Right place at the wrong time

Bugger. The kids had dental appointments this morning so by the time I got to parliament it was 11am. The 'Closed to the Public ' sign was out and there were people milling about outside the room. I waited, thinking it was a repeat of yesterday when the room was cleared of the public for around 40 minutes. After about 15 minutes the doors were opened and those outside invited in. I trailed in after  seven or eight other bods and sat down in the back row. The chair starts to speak saying that all the oral submissions had been heard, and the committee would be moving on....Typically I stopped listening, thinking about the implications of the oral submissions being finished. Perhaps they were going to look at written submissions, I don't know. But it quickly became evident that they were onto committee business and it became uncomfortably obvious that I was persona non gratis, a member of the public. Oooops. I was hurriedly ushered out. So no report from me today. I mentioned to the person firmly guiding me out that the parliamentary website details had indicated the hearings were open to the public from 10 - 4 on both days, and that I hadn't been there before 11, so didn't know the submissions had finished. She said they had changed the website details. When I check now there are no details at all.

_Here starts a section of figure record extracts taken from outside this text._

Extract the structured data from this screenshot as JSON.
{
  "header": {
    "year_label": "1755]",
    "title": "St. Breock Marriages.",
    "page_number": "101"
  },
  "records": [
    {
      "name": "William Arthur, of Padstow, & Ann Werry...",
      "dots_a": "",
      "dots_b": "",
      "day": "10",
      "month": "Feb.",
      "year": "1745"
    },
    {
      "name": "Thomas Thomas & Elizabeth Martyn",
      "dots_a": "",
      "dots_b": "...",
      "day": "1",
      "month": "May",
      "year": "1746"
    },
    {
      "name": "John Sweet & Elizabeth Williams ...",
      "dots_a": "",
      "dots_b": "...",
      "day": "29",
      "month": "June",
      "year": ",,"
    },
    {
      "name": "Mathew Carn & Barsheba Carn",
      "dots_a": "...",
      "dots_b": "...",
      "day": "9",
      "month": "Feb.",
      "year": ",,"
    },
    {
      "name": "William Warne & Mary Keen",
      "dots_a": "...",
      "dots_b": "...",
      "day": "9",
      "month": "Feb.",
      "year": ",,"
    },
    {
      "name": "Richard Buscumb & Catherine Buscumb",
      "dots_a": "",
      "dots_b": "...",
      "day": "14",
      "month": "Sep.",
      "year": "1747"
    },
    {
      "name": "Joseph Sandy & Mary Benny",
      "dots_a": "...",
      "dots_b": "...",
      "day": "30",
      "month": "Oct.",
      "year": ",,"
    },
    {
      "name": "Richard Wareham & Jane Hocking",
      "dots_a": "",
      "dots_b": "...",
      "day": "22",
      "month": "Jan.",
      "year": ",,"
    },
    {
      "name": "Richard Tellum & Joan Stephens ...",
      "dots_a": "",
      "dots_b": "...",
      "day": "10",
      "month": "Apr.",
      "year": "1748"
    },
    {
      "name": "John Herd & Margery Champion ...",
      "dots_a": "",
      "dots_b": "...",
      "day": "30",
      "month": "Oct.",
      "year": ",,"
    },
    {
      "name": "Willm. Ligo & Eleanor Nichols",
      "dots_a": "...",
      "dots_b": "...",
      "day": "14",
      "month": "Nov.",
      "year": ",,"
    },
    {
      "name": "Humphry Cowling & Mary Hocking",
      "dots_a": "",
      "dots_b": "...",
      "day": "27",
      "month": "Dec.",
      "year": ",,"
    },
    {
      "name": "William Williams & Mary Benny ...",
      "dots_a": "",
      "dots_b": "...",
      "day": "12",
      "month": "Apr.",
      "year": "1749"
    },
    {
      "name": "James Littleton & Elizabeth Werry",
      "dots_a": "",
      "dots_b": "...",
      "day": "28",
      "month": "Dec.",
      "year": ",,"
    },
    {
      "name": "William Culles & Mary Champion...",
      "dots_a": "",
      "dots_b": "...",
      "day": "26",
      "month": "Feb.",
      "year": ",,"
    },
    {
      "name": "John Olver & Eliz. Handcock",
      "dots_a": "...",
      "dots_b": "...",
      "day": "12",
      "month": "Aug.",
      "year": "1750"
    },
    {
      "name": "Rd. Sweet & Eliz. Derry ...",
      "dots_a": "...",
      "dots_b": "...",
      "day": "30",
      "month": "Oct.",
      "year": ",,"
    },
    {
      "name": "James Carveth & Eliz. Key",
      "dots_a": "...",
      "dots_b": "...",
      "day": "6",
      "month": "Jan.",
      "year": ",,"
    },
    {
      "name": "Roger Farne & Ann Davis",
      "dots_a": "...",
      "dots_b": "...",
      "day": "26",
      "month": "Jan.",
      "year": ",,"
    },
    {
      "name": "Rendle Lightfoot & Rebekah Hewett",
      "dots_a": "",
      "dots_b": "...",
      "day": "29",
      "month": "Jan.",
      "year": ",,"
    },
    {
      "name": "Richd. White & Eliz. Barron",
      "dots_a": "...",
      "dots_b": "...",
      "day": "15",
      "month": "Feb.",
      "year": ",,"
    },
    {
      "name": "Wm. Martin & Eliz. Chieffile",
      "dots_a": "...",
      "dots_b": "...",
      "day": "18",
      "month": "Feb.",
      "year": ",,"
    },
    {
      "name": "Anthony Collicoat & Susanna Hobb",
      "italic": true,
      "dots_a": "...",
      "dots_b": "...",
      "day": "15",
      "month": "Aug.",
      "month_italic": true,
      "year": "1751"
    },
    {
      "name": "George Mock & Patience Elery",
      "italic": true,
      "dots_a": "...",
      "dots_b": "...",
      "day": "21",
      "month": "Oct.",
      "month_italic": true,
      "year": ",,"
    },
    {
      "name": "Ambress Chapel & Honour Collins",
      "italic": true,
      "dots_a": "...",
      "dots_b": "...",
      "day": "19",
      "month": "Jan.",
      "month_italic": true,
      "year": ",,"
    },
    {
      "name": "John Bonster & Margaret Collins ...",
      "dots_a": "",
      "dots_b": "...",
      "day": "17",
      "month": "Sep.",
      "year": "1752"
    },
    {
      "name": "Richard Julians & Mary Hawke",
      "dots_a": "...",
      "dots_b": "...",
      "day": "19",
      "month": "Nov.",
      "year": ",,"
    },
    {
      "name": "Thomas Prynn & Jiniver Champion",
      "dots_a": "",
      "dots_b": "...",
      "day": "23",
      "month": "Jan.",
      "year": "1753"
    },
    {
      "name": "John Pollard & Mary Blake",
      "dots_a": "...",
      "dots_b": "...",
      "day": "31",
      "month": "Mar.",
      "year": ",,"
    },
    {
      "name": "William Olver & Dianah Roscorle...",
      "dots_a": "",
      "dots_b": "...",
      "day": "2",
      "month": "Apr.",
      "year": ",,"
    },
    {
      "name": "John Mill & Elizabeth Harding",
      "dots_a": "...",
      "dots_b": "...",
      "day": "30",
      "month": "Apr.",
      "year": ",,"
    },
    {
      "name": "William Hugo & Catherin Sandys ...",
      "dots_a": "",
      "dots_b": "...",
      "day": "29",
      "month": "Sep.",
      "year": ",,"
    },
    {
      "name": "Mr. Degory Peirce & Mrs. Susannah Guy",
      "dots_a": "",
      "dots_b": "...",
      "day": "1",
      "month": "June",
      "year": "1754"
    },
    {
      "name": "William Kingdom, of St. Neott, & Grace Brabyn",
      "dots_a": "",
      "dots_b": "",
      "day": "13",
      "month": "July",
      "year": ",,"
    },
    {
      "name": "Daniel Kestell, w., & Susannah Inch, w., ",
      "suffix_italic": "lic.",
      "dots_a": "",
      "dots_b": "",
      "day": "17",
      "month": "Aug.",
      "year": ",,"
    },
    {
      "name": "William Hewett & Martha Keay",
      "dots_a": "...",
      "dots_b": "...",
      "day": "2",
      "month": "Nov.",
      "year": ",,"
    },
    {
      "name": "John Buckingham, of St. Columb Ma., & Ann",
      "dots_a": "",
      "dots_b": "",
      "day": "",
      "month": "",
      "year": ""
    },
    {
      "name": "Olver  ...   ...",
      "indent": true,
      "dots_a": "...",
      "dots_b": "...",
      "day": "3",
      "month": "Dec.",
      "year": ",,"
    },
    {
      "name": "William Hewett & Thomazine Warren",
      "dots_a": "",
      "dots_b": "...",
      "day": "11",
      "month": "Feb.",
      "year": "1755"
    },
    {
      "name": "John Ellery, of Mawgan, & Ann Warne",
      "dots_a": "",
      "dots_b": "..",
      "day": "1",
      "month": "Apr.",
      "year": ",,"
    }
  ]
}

But here's the thing. They scheduled two days and only needed one and a bit. So the rapidity of the process opposition member and submitters were vociferously complaining about had an effect.  Apparently the Green MP moved that the submission period should be re-opened and extended but was outvoted by one vote.

Here's a report regarding the  submitters I missed:

Proposed new welfare laws run the risk of discrimination, a parliamentary committee has been told. The Human Rights Commission says there's insufficient evidence to justify imposing compulsory budget management on young beneficiaries.

Under the Social Security (Youth Support and Work Focus) Bill benefit payments can be made through cards that can only be used for accommodation and food, with a small cash-in-hand allowance.

Chief Human Rights Commissioner David Rutherford told the social services select committee on Friday "the evil of discrimination" had to be avoided unless it could be justified and he didn't think in this case that it was.

Deputy Children's Commissioner Jo Cribb said in her submission there must be monitoring to assess the impact of the proposed new welfare regime on young mothers and children.
The bill delivers payments for childcare while it imposes new work obligations on sole parents.

Ms Cribb said it was essential for childcare to be high quality and accessible - particularly for young mothers in remote areas.

  Seems to me that laws discriminate against young people canstantly. I don't have to list the ways. As regards young mothers in "remote areas", the Jobs Op policy Labour ran which made unemployed people ineligible for the dole if they moved to areas where there were no jobs should apply to anyone being work-tested.